Zero/Few-Shot Dark Kinase-Phosphosite Association Prediction with Biologically Grounded Data Augmentation
Mert Pekey
Computer Science and Engineering, MSc. Thesis, 2025
Thesis Jury
Assoc. Prof. Öznur Taştan Okan (Thesis Advisor),
Asst. Prof. Dilara Keküllüoğlu, Assoc. Prof. A. Ercüment Çiçek
Date & Time: 1st July, 2025 – 1.40 PM
Place: FENS G029
Keywords : Protein Sequence Classification, Zero/Shot Learning, Phosphorylation, Dark Kinases, Post-translational Modifications, Conditional Generative Models, Data Augmentation
Abstract
Protein phosphorylation, a fundamental cellular process mediated by kinases, is crucial for signaling, and its dysregulation is implicated in numerous human diseases. A significant challenge persists in identifying substrate phosphosites for the vast number of understudied 'dark' kinases, for which conventional supervised machine learning methods are ineffective due to data scarcity. To address this gap, this thesis develops a zero- and few-shot learning framework and introduces biologically grounded data augmentation strategies, all evaluated on the DARKIN benchmark.

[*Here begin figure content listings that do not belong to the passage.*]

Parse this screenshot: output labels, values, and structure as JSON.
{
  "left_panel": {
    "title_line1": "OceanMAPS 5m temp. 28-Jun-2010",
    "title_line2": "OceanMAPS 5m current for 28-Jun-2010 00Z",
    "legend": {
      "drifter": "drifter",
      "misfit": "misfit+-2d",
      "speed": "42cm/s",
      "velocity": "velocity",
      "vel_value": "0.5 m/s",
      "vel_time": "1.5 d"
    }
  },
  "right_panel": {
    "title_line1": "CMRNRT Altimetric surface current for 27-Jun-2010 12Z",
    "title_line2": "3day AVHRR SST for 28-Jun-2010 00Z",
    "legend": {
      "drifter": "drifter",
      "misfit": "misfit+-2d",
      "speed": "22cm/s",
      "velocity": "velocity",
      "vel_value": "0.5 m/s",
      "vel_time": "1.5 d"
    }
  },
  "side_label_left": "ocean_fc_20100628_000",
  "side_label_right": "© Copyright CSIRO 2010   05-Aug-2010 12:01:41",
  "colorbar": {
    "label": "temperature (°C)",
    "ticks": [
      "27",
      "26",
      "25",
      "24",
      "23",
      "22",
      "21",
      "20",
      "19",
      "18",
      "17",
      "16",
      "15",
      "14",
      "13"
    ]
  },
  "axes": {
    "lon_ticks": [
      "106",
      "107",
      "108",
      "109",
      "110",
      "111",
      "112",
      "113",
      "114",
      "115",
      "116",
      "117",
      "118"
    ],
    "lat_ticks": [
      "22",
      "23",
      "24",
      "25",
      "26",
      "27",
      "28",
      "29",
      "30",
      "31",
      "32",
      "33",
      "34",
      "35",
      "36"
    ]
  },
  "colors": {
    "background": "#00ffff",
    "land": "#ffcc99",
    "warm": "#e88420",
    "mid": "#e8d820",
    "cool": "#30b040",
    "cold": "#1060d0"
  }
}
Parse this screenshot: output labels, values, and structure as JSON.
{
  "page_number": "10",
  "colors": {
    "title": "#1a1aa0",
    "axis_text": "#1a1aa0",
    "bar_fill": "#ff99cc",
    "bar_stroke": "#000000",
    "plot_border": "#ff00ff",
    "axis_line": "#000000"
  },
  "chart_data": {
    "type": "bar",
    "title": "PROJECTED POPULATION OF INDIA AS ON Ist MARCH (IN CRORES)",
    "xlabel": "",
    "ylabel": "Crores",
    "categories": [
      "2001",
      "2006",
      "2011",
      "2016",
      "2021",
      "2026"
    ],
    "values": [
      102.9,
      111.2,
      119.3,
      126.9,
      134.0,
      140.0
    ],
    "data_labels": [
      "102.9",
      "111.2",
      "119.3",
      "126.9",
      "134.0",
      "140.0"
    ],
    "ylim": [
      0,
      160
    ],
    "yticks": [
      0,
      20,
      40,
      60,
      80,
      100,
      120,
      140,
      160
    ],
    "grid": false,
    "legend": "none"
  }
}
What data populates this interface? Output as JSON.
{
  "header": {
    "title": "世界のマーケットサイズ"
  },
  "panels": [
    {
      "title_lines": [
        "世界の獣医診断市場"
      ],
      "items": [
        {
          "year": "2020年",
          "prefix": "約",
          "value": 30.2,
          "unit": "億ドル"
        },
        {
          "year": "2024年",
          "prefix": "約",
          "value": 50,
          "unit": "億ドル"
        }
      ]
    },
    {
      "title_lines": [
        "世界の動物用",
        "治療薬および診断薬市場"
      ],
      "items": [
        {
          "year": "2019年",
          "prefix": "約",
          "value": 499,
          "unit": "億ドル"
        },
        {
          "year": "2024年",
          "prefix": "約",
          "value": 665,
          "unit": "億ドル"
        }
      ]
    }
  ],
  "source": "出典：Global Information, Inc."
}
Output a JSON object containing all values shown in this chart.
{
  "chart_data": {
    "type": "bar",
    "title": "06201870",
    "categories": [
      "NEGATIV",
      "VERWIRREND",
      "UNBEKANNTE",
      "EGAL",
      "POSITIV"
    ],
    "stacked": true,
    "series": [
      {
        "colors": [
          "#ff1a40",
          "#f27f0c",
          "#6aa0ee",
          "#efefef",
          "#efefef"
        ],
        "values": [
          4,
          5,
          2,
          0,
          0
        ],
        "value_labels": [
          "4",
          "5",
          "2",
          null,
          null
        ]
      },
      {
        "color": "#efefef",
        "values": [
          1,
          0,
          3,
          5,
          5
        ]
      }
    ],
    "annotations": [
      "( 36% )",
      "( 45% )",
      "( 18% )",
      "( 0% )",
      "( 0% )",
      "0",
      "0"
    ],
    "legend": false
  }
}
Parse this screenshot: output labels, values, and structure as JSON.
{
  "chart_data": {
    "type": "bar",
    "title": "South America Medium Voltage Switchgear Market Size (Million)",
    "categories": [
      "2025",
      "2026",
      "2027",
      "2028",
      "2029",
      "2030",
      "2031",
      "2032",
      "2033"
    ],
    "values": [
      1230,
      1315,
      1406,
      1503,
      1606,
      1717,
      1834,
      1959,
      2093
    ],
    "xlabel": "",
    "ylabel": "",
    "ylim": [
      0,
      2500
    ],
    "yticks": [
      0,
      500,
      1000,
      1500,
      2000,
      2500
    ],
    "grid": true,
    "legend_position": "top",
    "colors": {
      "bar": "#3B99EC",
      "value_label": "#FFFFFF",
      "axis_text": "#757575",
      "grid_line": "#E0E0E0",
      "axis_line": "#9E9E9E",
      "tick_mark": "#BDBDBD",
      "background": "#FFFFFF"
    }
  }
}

We introduce two novel deep learning architectures: DARKIN-FT, a compatibility-based model that enhances performance through end-to-end fine-tuning of phosphosite encoder, and DARKIN-Interact, a binary classification model that directly captures kinase–substrate interactions via joint attention over sequence pairs. The central contribution is a systematic investigation into biologically grounded data augmentation, evaluating three distinct strategies: (i) kinase-conditional phosphosite generation via a fine-tuned ProGen2 model, (ii) weak supervision using predictions from the Kinase Substrate Specificity Atlas (KSSA), and (iii) augmentation with homologous sequences.
Our results demonstrate that DARKIN-FT and DARKIN-Interact significantly outperform existing baselines on the DARKIN benchmark. The investigation into data augmentation yielded mixed results: while kinase conditional generation with ProGen2 and weak labeling with KSSA degraded the performance, augmentation with homologous sequences improved the Macro Average Precision of the DARKIN-Interact model. While the results are promising, challenges persist in disambiguating kinases with high sequence similarity.
Overall, this thesis establishes a framework for kinase–phosphosite interaction prediction in low-data regimes and provides valuable insights into the strengths and limitations of data augmentation in the dark kinase-phosphosite association task.